Но часто и такого тела нет — по крайней мере, целого: во вскрытых комиссиями раках находили чучела и мусор, битый кирпич и трупики крыс.
— И хорошо, если и в нашей будет так, — предупреждает в очередной раз Алёшу Эрнест Вольдемарович. — А то ведь там может оказаться и действительно нетленное тело.
Эрнесту Вольдемаровичу в его деле необходим помощник. И он решил довериться любознательному выпускнику гимназии Алёше.
— Раки с мощами обычно серебром украшены — традиция такая. Их нужно проверить все до одной. Но обязательно соблюдай осторожность: ты сам руки внутрь не тяни, мало ли что.
— Так что же там может оказаться такое? — нетерпеливо спрашивает Алёша, которому мало многозначительных намёков.
Они сидят в кабинете Эрнеста Вольдемаровича, в его собственном доме, и пьют чай накануне назначенной уже даты комиссии. Уютная обстановка никак не вяжется в восприятии Алёши с мрачными историями товарища Пражского.
— Подобное практиковали иногда католики, — разводит руками Эрнест Вольдемарович, как бы извиняясь за то, что столько туману напустил в деле, которое, возможно, окажется пустяковым. — Но и у византийцев есть весьма подозрительные святые. Например, есть один, что, по преданию, ходит гулять по ночам и возвращается в гробницу под утро. Его стоптанную обувь выставляют как отдельную святыню и, было дело, продали пару-другую соседним приходам… Если это всё правда, то мне любопытно было бы знать: почему он возвращается к своим пленителям? Не на поводке же его выгуливают, право слово.
— Да как это может быть правдой?! — не понимает Алёша.
— Вампиры, мой мальчик, — невесело улыбается Эрнест Вольдемарович и выпускает клыки. — Нетленные мертвецы, что выглядят будто спящие. Их находили иногда, вскрывая старые захоронения. Видишь ли, наш дневной сон это что-то вроде коматоза: пока солнце в небе, ничто не способно нас разбудить. В общем, кто-то из церковников придумал запирать попавшихся к ним в руки вампиров в гробы, покрытые серебром, что лишает всякой возможности выбраться, и выставлять перед паствой, как демонстрацию божьих чудес. Особо беспокойных поливали святой водой, чтоб смирно лежали. Обычно те части тела, что ризами прикрыты, — настоявшаяся в серебряном сосуде водица на нашу плоть действует как кислота.
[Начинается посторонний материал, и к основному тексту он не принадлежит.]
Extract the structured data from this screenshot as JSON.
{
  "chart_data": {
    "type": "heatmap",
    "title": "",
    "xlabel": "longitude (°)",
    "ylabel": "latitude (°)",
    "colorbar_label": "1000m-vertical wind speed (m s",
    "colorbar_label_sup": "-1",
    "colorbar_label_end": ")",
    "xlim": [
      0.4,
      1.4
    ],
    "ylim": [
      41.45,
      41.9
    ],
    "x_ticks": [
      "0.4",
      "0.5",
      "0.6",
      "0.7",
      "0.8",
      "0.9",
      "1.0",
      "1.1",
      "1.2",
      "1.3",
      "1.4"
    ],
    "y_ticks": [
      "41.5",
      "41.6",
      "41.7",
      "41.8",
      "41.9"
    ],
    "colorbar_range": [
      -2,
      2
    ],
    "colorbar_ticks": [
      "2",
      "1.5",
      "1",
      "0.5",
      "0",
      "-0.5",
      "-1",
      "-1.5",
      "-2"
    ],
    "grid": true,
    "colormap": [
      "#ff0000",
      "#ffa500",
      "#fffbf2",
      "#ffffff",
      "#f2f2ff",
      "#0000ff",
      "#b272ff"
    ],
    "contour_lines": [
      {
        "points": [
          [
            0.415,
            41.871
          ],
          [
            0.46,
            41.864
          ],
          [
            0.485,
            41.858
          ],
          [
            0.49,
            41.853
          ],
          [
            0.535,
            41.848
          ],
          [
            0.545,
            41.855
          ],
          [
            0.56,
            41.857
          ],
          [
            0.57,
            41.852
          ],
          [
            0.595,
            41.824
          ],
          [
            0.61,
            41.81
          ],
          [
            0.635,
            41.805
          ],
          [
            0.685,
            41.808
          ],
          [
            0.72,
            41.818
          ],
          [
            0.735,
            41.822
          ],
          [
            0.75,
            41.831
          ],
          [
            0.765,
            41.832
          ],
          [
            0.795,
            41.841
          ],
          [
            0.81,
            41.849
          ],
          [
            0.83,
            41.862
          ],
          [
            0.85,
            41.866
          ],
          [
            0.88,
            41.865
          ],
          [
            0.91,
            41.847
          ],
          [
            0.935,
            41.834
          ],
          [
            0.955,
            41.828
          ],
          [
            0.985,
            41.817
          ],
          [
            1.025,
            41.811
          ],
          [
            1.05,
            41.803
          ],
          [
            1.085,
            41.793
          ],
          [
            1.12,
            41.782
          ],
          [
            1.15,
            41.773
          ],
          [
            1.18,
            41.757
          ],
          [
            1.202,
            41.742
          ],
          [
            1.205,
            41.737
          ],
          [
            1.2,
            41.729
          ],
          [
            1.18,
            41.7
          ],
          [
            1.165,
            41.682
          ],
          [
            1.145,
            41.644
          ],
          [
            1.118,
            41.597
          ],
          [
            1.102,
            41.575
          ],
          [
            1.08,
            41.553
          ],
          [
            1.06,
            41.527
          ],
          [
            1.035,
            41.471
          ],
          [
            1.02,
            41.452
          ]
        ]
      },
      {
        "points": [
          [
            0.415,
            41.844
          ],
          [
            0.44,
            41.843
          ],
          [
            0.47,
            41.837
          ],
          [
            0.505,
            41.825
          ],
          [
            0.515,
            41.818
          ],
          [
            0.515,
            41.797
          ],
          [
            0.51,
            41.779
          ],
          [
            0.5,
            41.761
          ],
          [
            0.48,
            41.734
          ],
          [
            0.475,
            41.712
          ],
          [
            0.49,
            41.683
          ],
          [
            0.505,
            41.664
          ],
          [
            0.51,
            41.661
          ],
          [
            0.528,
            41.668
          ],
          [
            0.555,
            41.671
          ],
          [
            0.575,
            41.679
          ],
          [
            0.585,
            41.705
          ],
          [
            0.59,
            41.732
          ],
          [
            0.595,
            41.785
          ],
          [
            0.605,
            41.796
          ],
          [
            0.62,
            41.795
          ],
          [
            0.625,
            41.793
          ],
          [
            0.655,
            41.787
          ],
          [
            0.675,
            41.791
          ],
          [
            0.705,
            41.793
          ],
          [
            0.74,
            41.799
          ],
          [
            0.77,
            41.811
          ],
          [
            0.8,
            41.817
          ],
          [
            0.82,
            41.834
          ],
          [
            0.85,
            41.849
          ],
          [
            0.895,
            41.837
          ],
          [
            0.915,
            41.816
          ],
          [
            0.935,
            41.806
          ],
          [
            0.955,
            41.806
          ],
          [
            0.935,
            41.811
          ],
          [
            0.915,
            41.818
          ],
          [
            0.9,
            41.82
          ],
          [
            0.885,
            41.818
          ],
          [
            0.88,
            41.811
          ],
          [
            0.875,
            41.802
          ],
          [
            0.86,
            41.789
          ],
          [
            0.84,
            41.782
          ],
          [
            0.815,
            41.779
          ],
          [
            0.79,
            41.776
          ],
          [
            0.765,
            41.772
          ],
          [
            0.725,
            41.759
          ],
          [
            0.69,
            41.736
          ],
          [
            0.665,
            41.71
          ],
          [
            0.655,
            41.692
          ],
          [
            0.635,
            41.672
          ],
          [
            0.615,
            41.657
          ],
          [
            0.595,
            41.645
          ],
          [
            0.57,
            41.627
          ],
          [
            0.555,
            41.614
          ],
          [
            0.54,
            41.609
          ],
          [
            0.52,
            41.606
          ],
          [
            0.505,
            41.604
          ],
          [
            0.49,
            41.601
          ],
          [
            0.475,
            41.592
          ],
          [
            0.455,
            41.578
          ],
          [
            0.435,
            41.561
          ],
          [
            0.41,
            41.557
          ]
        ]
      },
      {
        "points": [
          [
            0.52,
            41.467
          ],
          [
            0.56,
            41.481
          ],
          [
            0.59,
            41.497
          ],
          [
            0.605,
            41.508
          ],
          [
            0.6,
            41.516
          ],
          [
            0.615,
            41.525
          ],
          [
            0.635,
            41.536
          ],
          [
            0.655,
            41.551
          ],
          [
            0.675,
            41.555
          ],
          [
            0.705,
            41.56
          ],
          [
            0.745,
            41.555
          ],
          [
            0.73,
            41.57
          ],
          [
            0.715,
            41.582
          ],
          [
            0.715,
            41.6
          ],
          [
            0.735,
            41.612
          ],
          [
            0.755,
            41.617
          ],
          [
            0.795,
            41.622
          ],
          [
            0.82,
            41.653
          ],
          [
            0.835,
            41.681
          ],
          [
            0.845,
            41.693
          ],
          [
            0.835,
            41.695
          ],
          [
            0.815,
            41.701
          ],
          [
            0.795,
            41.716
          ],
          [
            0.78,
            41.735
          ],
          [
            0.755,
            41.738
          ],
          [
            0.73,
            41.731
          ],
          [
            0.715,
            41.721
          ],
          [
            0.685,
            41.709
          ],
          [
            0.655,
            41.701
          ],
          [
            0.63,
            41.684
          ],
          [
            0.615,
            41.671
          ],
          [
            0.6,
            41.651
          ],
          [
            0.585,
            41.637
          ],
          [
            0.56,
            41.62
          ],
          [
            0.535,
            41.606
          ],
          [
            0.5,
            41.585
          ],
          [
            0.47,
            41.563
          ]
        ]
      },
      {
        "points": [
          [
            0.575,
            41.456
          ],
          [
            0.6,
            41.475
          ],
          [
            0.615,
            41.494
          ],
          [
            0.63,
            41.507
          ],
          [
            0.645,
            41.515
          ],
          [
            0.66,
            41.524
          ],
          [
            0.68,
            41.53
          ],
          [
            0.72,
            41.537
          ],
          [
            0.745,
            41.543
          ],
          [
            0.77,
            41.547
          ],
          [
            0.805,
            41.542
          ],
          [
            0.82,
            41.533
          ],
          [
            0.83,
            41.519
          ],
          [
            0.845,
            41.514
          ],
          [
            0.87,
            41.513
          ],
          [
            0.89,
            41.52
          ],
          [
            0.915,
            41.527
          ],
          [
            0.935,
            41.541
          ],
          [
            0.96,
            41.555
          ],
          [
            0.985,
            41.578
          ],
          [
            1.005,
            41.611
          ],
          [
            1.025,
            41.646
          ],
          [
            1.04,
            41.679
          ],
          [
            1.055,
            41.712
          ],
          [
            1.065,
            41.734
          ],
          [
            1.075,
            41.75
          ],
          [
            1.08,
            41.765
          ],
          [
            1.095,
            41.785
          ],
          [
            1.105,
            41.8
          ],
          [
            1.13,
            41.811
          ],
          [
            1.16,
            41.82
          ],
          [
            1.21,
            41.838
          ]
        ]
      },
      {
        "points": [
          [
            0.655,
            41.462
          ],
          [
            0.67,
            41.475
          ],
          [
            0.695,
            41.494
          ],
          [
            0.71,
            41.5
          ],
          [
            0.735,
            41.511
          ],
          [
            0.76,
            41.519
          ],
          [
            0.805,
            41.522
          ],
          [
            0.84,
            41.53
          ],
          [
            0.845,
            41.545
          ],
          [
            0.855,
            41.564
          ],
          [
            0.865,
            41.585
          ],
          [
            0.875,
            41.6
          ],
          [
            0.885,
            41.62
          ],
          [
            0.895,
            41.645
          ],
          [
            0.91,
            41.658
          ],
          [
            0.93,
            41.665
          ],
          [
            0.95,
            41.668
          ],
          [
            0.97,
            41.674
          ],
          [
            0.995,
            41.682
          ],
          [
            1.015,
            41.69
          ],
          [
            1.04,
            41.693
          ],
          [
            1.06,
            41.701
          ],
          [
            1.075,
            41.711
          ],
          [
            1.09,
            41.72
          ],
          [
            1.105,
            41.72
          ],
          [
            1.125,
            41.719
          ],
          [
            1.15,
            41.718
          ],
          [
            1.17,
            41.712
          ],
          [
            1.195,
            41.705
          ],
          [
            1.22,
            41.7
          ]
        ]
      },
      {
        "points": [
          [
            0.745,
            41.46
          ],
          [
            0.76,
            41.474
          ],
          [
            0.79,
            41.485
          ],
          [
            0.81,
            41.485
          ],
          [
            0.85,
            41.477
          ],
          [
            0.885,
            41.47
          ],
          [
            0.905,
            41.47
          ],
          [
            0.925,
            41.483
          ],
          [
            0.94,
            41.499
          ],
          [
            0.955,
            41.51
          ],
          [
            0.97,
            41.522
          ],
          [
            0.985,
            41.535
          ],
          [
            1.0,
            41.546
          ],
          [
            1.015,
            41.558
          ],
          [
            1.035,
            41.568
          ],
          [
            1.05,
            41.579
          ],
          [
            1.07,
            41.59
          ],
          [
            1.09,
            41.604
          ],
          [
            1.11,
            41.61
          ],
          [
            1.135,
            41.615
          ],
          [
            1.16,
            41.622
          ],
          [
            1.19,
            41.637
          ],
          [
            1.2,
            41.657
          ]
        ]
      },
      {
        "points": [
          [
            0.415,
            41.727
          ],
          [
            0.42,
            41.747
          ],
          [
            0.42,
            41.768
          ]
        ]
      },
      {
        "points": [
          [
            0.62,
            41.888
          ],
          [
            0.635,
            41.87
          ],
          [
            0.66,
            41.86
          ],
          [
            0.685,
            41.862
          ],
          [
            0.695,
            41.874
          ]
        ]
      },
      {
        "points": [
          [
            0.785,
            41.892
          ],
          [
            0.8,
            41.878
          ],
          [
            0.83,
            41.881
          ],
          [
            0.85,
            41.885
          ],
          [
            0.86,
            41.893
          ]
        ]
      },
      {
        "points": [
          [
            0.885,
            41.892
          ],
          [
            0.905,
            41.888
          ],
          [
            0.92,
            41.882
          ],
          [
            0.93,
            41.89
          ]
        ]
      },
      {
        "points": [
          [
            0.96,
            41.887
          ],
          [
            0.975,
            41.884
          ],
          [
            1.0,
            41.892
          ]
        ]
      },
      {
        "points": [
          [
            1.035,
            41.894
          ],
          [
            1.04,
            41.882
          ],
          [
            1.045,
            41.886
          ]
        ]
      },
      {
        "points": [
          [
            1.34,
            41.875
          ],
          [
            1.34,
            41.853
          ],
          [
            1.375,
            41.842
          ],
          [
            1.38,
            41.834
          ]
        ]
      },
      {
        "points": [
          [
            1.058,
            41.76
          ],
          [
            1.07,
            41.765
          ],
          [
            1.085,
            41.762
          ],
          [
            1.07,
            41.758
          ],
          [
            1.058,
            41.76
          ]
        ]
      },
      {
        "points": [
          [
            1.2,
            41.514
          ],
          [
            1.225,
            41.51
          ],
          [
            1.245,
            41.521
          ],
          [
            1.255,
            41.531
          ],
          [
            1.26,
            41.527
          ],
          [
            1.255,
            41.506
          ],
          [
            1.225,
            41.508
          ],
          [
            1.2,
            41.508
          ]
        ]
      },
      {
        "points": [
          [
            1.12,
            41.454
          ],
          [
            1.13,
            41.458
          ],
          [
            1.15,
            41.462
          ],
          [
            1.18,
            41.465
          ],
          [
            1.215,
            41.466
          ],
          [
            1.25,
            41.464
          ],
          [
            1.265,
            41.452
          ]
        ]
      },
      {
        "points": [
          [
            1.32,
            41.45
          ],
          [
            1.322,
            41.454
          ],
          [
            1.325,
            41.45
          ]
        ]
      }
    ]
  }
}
Кожа пузырится и слазит, до черноты доходит, если ожоги особенно сильные… Так что если в раке, что мы вскроем, окажется вдруг один из таких несчастных, нам с тобой нужно будет скрыть его от посторонних глаз, понимаешь? Поэтому непосредственный осмотр проводить будем только мы вдвоём — если что, будешь прикрывать.
— Но как вы собираетесь его освобождать?
— Изымем раку как музейный экспонат, — пожимает плечами Эрнест Вольдемарович. — А там посмотрим: сможем ли с ним сговориться или он настолько безумен, что проще упокоить. Ты готов?
— Я, конечно, помогу вам, — Алёша знает, чем полезны новой власти такие, как Эрнест Вольдемарович, и что, если их будет больше, они хорошо послужат делу мировой революции. Однако кое-что в рассказе не даёт ему покоя: — Но зачем такие ухищрения с опасной нежитью? Неужто привычные восковые куклы с задачей не справляются?
— Вампир европейский классический умеет наводить галлюцинации на расстоянии. Особенно на неокрепшие умы. Пообещай пленному несколько капель крови перед церковным праздником — и будут у экзальтированной паствы видения и явления святых в небесах.
Эрнест Вольдемарович говорит ровно, но чудится Алёше, что делится он сейчас личным, пережитым…
* * *
Алёша открывает глаза в полной темноте: он всё ещё в гробу. Его куда-то везут, и от тряски на колдобинах амулет с его груди соскользнул, чародейство утратило силу. Алёша осторожно пробует приподнять крышку — не поддаётся. Он надёжно заперт, ведь гроб изначально Эрнест Вольдемарович заказывал такой, чтоб смог удержать безумного от голода вампира.
Голод. Алёша суёт в рот перепачканные остывшей уже кровью пальцы, не слизывает — стирает их тщательно иссохшим языком. Всего несколько капель, пустые вены гудят, требуя ещё, и от перевозбуждения сами собой вылезают клыки и неприятно царапают губу. Тщетно.
Но эффект всё же есть: ум Алёши окончательно просыпается, мысли бегут ясно, чётко, обостряются все чувства.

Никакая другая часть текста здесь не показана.